Two end-to-end deployments — one driven by regulation, one by physical scale. Both demonstrating that collaborative AI is possible without moving a single byte of raw data.
Fraud rings rarely confine themselves to a single institution. This case study explores how four major financial organisations
built a shared fraud detection model using FL — without any institution exposing its customer data to the others.
Four financial institutions jointly aim to detect fraud, but their data is both horizontally and vertically partitioned. Some customers are shared across institutions, while each organisation observes a different subset of features.
→ Overlapping IDs (e.g., C400–C600) appear in multiple banks, but no institution sees the full population (C1–C1200).
→ Features are disjoint across institutions; no single bank has a complete feature vector.
Each institution holds sensitive financial data governed by strict privacy and banking regulations. Centralising this data — even in encrypted form — would require complex approvals and is often not feasible. Meanwhile, fraud losses are significant, with a large share driven by cross-institution activity. The need for collaboration is clear, but raw data sharing is not viable.
Before training, a private set intersection protocol identified shared customer IDs across institutions without revealing the IDs themselves. This produced a shared index used to align vertical features without centralising data.

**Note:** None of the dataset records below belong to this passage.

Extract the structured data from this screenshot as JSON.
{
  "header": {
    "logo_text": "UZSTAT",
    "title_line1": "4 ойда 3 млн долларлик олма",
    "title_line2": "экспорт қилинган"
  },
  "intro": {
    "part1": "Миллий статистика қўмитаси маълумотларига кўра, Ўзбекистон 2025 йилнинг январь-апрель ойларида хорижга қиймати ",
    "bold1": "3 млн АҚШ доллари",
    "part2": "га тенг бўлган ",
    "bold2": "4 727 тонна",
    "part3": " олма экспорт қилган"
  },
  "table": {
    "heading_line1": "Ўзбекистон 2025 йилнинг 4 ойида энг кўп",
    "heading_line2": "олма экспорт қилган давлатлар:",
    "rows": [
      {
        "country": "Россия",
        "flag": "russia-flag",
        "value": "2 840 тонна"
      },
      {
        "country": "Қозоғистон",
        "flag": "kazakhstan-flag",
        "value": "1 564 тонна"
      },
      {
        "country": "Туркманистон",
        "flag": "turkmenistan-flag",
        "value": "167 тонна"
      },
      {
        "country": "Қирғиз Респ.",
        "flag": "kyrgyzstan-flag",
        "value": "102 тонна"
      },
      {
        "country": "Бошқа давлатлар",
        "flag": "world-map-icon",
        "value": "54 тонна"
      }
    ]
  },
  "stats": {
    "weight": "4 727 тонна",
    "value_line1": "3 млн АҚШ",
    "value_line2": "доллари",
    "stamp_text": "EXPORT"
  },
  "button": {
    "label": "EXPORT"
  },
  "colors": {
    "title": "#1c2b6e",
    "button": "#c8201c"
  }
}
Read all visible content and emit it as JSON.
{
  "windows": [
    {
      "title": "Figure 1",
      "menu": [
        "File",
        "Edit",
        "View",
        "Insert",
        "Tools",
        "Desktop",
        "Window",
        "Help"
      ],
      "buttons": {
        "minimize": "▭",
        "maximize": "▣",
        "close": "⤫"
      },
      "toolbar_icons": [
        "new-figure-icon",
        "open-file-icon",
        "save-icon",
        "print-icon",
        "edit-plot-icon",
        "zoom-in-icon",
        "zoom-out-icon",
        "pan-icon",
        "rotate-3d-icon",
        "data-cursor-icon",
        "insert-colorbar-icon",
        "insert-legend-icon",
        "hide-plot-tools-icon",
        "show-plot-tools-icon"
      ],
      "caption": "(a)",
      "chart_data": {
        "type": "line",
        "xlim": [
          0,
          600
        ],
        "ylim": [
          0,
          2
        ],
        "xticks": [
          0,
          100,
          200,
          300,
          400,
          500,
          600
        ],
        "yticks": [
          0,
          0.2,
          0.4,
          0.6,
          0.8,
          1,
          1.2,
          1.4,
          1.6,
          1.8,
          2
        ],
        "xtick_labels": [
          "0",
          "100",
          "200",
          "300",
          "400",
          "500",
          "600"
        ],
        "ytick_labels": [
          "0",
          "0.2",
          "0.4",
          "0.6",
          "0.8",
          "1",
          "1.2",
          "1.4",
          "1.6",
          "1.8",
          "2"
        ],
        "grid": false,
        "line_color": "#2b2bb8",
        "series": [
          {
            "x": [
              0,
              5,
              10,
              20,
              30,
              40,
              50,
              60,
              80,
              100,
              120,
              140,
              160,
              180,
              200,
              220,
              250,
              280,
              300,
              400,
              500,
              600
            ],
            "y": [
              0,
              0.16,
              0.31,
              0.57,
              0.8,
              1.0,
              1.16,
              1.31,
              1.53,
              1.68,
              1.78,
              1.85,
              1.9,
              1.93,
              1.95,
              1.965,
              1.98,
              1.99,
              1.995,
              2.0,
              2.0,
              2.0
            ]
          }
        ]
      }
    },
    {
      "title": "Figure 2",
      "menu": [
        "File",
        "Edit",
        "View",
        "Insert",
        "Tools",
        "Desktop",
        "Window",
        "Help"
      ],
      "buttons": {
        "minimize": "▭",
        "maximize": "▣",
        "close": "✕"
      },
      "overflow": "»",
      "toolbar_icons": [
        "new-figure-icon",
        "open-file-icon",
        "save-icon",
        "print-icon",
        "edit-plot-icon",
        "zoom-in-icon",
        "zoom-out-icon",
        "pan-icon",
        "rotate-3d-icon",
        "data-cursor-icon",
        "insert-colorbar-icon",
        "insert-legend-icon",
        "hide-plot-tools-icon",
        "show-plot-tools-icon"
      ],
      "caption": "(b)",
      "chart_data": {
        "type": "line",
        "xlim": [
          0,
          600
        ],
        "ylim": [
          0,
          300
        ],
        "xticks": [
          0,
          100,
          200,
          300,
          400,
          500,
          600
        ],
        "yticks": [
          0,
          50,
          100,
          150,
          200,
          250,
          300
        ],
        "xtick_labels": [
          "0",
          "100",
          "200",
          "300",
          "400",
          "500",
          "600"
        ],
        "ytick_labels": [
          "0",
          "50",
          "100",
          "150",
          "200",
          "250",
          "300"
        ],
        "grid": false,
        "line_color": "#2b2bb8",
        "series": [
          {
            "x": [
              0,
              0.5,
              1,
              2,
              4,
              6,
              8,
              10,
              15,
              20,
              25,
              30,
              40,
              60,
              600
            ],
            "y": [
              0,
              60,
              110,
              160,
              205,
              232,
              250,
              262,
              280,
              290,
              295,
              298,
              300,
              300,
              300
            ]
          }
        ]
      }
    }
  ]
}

Each round: local training on institution data → DP noise injection → gradient or intermediate information upload to server → FedAvg aggregation → global model broadcast. No raw data left any institution at any point.
Each institution evaluated the global model on its own labelled holdout set. Results were aggregated by the server into a single performance report — again without sharing institution-level predictions.
The federated model outperformed each institution's siloed baseline on every metric — demonstrating that collaboration without data sharing is not only legally viable but technically superior.
Modern sky surveys generate petabytes of imaging data that no single institution can centralise or process alone. This case study explores how three major astronomical research institutes trained a shared galaxy classification model using horizontal FL — keeping data local where the compute lives.
Three institutes independently operate large-scale sky survey telescopes, each accumulating imaging data at a rate that outpaces network transfer capacity. Each institute captures the same kinds of objects — galaxies, nebulae, stellar clusters — using the same feature schema and labelling conventions. The data is horizontally partitioned: same features, entirely different sky regions and samples.
Unlike most FL scenarios, the barrier here is not legal or regulatory — it is purely physical. The combined dataset across the three institutes exceeds 5.5 petabytes of raw imaging data. Transferring this volume over even a dedicated 100 Gbps research network would take over 120 days of continuous transfer, with storage and preprocessing costs in the tens of millions of dollars. Furthermore, no single compute facility has the GPU memory capacity to train a CNN on the full combined dataset in memory. The data must stay where the storage and local compute infrastructure already exists.
Each institute applied an identical preprocessing pipeline locally: image normalisation to a shared photometric scale, augmentation (random crop, flip, rotation) and resizing to 224×224 pixels. Alignment was verified by comparing summary statistics — not by sharing images — before the first training round.
Each round: local CNN training for 3 epochs on institute GPU cluster → weight upload to CERN server (~280 MB per client) → FedProx aggregation → global model broadcast. Node 1, with fewer GPUs, was permitted to skip up to 20% of rounds without destabilising convergence — a key advantage of FedProx over FedAvg.
Each institute held back 10% of labelled images for local validation. The global model was also evaluated on a small jointly-curated benchmark set of 12,000 images — the only data physically transferred during the entire project, at under 20 GB.
The federated CNN matched the accuracy of a hypothetical centralised model trained on all data — without a single raw image leaving its institute of origin. Training that would have required 120+ days of data transfer was completed in under two weeks of federated rounds.